DM: But with the focus on the referendum campaign and hearing what you just said, the other question that flowed from what you’ve been saying was on the Labour support. We saw from your leadership election you have to use the awful phrase, the Americanised phrase, an energised base, you’ve got a lot of voters out there and a lot of them are presumably pro-EU voters, if they read those equivocal signals you’ve been talking about from the leadership and think it’s not really a priority for our leadership, I won’t go out and vote in the referendum because it doesn’t really matter, is there a danger of us slipping out of the European Union because Labour didn’t campaign hard enough?

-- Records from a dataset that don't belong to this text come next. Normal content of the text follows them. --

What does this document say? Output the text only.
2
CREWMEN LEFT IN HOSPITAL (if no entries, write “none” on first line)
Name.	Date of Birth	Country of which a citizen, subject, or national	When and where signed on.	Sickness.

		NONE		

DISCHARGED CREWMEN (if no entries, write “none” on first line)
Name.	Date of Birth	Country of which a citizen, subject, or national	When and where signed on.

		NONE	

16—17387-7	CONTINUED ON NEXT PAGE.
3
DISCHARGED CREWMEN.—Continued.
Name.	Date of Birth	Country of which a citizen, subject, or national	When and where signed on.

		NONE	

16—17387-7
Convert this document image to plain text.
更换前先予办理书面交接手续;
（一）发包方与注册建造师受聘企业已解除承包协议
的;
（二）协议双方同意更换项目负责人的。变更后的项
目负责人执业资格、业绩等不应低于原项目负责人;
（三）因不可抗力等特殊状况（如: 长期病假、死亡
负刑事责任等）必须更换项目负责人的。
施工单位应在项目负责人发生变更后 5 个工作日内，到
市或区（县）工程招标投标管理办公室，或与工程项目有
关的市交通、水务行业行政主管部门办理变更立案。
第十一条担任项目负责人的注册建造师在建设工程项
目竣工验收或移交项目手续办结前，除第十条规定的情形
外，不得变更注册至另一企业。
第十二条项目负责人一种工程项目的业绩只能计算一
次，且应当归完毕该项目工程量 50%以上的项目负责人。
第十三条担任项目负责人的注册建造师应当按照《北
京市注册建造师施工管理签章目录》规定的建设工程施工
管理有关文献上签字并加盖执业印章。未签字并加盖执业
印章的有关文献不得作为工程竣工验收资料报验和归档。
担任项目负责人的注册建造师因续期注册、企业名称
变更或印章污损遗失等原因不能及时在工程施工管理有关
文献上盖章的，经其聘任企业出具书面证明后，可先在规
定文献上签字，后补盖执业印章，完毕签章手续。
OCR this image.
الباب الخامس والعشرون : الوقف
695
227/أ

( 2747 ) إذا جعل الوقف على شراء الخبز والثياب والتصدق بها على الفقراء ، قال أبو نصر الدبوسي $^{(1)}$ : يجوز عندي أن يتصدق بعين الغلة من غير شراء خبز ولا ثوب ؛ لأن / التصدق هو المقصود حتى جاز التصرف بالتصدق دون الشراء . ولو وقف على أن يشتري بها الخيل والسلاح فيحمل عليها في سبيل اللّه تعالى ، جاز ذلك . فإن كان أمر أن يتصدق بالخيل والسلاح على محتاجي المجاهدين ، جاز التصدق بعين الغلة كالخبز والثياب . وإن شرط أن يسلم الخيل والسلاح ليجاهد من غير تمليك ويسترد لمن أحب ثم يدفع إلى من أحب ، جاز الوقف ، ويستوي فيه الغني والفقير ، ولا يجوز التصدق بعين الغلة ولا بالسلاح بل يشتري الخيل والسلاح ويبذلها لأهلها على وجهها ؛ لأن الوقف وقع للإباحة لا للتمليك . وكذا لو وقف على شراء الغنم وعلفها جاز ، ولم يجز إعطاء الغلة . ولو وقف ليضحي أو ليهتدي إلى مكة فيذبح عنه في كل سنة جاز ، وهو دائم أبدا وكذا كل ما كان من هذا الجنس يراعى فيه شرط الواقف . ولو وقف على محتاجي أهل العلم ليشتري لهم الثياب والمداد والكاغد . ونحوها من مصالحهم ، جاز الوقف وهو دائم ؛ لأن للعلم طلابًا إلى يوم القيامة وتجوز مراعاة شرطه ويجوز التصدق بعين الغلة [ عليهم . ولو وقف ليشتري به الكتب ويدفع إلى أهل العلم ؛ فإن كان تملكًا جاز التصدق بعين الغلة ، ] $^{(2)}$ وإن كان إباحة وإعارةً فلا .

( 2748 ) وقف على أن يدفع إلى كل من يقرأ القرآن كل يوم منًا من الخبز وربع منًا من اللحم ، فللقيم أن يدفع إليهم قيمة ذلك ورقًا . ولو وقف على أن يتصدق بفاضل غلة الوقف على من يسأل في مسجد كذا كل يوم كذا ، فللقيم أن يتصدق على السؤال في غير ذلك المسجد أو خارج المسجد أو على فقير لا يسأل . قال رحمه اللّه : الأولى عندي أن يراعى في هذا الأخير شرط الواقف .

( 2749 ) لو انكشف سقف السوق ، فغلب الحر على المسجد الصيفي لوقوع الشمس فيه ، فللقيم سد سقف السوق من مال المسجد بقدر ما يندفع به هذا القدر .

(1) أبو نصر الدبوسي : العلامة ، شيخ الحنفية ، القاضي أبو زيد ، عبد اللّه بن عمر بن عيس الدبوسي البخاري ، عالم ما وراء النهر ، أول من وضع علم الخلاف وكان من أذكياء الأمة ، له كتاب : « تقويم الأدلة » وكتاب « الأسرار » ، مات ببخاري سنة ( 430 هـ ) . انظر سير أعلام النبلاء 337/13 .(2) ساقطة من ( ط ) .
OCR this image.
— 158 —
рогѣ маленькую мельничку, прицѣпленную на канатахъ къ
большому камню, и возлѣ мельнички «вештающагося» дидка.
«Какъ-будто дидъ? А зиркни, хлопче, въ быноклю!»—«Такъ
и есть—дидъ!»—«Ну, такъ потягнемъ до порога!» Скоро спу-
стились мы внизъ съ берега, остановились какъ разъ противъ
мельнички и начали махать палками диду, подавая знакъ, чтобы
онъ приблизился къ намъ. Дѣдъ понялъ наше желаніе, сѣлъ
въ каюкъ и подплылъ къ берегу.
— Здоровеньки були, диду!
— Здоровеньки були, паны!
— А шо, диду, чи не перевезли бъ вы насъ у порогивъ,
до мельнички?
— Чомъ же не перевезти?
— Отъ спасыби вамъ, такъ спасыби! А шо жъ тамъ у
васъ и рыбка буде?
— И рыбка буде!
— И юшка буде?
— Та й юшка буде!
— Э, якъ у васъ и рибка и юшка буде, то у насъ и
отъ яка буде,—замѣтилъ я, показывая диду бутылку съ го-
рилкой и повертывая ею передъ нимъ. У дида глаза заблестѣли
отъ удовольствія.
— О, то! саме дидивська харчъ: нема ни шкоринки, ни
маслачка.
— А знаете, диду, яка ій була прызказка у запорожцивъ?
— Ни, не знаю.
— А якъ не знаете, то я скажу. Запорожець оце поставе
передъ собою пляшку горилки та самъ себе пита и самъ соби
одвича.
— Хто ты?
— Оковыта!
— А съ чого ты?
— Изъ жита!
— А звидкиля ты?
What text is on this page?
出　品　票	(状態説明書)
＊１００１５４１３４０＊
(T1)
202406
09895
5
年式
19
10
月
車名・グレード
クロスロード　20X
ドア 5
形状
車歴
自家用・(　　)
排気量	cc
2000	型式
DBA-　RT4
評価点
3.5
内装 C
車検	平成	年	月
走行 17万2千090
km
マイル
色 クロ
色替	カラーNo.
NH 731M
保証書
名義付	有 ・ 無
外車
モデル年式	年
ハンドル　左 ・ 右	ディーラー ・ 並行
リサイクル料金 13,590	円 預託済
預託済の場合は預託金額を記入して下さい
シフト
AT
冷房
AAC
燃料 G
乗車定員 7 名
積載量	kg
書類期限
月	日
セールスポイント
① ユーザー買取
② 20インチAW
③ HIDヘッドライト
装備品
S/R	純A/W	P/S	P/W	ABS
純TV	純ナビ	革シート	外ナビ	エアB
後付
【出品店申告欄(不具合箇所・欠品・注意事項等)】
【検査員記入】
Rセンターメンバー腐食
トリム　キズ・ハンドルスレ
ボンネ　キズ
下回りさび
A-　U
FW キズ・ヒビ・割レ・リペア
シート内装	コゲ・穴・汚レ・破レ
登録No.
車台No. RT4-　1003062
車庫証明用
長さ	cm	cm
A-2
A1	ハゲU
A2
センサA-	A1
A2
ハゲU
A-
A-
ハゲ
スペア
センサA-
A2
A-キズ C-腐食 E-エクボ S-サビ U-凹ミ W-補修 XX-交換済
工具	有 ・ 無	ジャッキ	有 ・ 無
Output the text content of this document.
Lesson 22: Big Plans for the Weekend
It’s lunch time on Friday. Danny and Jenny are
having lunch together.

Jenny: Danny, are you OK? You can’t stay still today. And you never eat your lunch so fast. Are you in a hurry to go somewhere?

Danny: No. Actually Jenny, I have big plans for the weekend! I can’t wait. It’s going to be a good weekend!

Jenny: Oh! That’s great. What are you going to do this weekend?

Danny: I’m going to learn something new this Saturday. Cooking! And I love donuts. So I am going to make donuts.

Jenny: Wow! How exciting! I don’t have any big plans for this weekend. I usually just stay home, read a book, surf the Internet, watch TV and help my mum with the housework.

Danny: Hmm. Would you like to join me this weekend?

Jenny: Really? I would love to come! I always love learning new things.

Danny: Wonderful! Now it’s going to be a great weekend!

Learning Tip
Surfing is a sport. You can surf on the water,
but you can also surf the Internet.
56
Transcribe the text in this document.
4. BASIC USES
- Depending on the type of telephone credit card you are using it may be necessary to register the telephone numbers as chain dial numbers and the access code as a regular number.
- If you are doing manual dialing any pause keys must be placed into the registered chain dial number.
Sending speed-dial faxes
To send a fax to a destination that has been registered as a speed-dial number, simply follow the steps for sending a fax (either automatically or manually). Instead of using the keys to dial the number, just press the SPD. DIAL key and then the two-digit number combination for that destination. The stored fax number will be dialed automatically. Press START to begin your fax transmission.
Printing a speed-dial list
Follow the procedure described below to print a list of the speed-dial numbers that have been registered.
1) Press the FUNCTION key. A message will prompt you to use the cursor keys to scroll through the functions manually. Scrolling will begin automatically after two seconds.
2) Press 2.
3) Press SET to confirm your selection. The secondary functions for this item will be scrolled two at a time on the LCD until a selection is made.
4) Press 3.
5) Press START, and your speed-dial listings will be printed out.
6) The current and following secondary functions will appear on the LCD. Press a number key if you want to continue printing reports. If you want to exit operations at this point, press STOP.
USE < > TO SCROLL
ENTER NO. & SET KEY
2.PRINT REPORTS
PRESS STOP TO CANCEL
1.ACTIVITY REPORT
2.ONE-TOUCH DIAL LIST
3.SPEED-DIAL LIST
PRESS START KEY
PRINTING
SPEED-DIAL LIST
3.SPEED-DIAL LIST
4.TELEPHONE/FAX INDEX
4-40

CHRIS LESLIE: I think if I’m honest if you look at those polls between Remain and Exit, they are apparently level pegging but most people seem to get the sense that those who are in favour of Leave feel that quite fervently and the question is to those who are saying well yes, stay in, remain, do they feel that with the right passion, are they fired up to believe in that to actually go out and vote? The differential in turnout is I think going to be quite crucial here and when you are out on the doorstep people definitely want more information but they want leadership on this issue and they don’t just want it from David Cameron, my constituents won’t take it from David Cameron, they want the Labour party’s leadership to be out there saying bang the drum, talking about the risks but also why there are positives to stay engaged and actually build alliances. Yes, they can be messy, sometimes you’ve got to be pragmatic about these things but let’s have a centre left case for staying in.
DM: So you are saying to Jeremy Corbyn, nice start but keep it up and to John McDonnell, get out there?
CHRIS LESLIE: Well John McDonnell made a big speech yesterday in Trafalgar Square and he made commitments to scrap Trident even though of course we’ve got a review on those things but there was absolutely no mention of the European Union and the referendum. I think we’ve got to do better than that and I think the whole of the Labour party’s leadership team have to now roll their sleeves up and focus on this bigger picture. That’s what I’m going to keep prodding them to do.
DM: Great seeing you, Mr Leslie, thank you very much indeed. Chris Leslie there.